Officials in Mumbai said the city’s wastage reduced after the drive was opened for people above 60 years and those above 45 with comorbidities.
Gadchiroli’s Health Officer, Dr Shashikant Shambharkar, said they are witnessing an extremely poor turnout in tribal primary health centres (PHC). “In centres where very few people come, vials are not fully utilised. We have instructed vaccine centres to wait until 10 people arrive before opening a vial,” he said. The centres are backed up by generator in case of powercuts, he added.
In Nandurbar, also a tribal district like Gadchiroli with poor turnout, the wastage rate is at 4.5 per cent. District officials said they have instructed all centres to allow more than five persons to gather before a vial is opened. “That has helped us keep wastage in check,” said Dr Nitin Borke, the District Health Officer (DHO). Amravati has reported a wastage rate of 2 to 3 per cent and Solapur 3.53 per cent.

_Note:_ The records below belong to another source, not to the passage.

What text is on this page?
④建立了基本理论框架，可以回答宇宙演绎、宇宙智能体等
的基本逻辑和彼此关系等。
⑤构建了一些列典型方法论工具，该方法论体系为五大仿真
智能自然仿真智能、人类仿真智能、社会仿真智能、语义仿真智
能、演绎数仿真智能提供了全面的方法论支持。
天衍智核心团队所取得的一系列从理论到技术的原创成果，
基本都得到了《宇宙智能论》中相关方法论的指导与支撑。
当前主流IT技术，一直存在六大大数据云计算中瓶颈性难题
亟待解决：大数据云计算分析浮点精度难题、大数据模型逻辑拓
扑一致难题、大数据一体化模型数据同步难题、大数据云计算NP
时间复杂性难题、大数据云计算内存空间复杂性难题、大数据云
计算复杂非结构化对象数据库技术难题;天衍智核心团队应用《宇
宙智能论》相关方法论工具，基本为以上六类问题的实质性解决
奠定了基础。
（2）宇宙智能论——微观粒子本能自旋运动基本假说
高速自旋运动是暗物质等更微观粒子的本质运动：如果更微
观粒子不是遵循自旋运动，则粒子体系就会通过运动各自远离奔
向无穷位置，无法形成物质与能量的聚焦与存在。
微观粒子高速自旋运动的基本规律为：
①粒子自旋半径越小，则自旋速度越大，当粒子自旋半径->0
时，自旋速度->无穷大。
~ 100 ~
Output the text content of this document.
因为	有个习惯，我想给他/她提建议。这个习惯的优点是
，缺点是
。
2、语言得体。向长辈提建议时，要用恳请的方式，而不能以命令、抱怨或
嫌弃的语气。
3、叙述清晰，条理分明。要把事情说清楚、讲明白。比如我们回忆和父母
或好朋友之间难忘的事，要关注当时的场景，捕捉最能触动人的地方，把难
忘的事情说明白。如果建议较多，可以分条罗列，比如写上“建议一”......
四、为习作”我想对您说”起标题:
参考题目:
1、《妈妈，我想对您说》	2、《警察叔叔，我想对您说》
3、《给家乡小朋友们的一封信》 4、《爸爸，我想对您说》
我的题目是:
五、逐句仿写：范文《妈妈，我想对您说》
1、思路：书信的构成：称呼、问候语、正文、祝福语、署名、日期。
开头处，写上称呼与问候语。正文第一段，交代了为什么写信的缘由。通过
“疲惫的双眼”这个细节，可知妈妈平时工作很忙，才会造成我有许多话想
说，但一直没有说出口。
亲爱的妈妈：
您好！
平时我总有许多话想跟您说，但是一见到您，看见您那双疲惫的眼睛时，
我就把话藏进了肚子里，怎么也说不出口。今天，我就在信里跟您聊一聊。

In Palghar, which is also noting a poor turnout, Malwada PHC medical officer Dr Vijay Thakkar said their wastage rate is down to 6 per cent after they started waiting for more people before opening a vial. “This would mean the wait time for some gets longer. But it helps us save doses,” he added.
Initially, centres giving Covaxin were recording wastage due to a poor turnout. That has improved now as takers for Covaxin has increased following its phase 3 preliminary trial results.
In Solapur, while Covaxin wastage rate is at 1.6 per cent, for Covishield, it is 3.56 per cent. “Covaxin is administered only in the medical college. Since it is immunising mostly health workers, there is better coordination and the wastage is less. Covishield is administered from all remaining centres,” said DHO Dr Shitalkumar Jadhav.